Sepulang dari Belanda Sherly kembali tinggal di rumah mereka yang di Bali. Seorang keluarga memperkenalkan Sherly kepada Benny, orang Maluku Utara yang 10 tahun lebih tua. Saat itu Sherly 22 tahun. Benny 32 tahun.

Beberapa bulan kemudian menikah. Benny Laos yang awalnya juga pengusaha kecil di Maluku Utara sudah merangkak menjadi pengusaha lebih besar (Lihat Disway 30 November 2024: Sherly Benny).

Anda sudah tahu: Benny belakangan jadi bupati Morotai yang sukses. Sherly pun mulai dipanggil ”ibu”. Bu Sherly atau Bunda Sherly.

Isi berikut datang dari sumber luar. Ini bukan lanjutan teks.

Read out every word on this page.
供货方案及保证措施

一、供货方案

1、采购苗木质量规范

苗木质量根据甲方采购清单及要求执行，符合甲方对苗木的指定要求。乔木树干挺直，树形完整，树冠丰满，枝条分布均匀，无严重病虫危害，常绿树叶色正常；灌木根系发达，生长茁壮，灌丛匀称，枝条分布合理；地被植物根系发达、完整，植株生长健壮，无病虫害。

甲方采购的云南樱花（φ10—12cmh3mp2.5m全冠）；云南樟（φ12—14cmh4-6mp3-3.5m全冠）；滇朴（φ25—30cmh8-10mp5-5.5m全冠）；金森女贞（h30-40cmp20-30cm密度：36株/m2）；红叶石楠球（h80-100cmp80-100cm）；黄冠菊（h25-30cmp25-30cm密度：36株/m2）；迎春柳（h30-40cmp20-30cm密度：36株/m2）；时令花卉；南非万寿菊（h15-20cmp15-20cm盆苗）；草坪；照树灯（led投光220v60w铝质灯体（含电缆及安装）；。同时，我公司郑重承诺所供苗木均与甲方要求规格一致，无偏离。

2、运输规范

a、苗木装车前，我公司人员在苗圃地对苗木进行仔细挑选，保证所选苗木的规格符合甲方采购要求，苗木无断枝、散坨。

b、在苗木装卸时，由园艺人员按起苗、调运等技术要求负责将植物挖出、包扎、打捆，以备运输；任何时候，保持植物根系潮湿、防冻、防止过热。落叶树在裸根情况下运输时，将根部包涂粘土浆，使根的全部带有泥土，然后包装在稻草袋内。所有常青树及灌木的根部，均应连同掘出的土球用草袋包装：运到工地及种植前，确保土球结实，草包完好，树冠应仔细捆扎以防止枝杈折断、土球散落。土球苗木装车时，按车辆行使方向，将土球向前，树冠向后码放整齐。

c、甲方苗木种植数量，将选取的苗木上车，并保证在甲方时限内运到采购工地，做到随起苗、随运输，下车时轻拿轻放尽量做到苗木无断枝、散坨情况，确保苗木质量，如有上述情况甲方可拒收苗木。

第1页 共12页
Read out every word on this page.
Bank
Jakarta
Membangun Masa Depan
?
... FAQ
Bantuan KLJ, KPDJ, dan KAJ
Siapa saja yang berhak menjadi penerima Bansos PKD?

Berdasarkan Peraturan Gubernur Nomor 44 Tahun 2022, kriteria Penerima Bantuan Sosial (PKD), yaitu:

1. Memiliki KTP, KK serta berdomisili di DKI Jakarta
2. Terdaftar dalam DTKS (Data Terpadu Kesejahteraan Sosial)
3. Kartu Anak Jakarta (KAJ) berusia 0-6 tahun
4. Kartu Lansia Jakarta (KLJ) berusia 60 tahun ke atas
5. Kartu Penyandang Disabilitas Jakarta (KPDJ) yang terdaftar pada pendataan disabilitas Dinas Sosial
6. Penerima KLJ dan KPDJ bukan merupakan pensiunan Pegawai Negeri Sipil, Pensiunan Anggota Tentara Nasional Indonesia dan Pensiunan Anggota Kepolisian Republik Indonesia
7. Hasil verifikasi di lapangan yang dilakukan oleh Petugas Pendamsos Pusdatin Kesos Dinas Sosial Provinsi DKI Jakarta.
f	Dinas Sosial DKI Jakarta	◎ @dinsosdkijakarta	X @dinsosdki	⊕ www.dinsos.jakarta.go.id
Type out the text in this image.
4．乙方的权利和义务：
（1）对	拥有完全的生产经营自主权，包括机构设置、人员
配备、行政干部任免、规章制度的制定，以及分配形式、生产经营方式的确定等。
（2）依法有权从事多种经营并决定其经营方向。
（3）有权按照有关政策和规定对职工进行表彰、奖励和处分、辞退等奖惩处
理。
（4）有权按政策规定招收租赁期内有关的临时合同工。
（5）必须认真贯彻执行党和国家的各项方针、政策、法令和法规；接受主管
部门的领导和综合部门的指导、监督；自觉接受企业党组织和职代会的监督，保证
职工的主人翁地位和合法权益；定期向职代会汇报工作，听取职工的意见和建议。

Pasangan ini jadi buah bibir: kerukunannya, keteladanannya, dan kecantikannya. Cantik, saling sayang, kaya. Mereka pun jadi idaman mimpi banyak orang.

Selanjutnya, Anda juga sudah tahu: Benny ingin jadi calon Gubernur Maluku Utara. Provinsi kepulauan ini tidak bisa dihadapi dengan biasa. Pulau-pulaunya dipisahkan laut-laut nan luas.

Untuk persiapan kampanye ke pulau-pulau itu, Benny membeli kapal cepat. Dua kapal sekaligus. Yang satu untuk kampanye calon wakil gubernurnya.

Masa kampanye pun tiba. Benny mulai keliling pulau-pulau dengan kapal cepat pribadinya. Itu bukan kapal cepat biasa. Mesinnya enam buah.

Masing-masing 200 PK. Itu penting. Kalau satu mesin mati masih ada lima. Tiga mati pun masih ada tiga. Intinya kampanye harus sukses. Dukungan kepada Benny meluas.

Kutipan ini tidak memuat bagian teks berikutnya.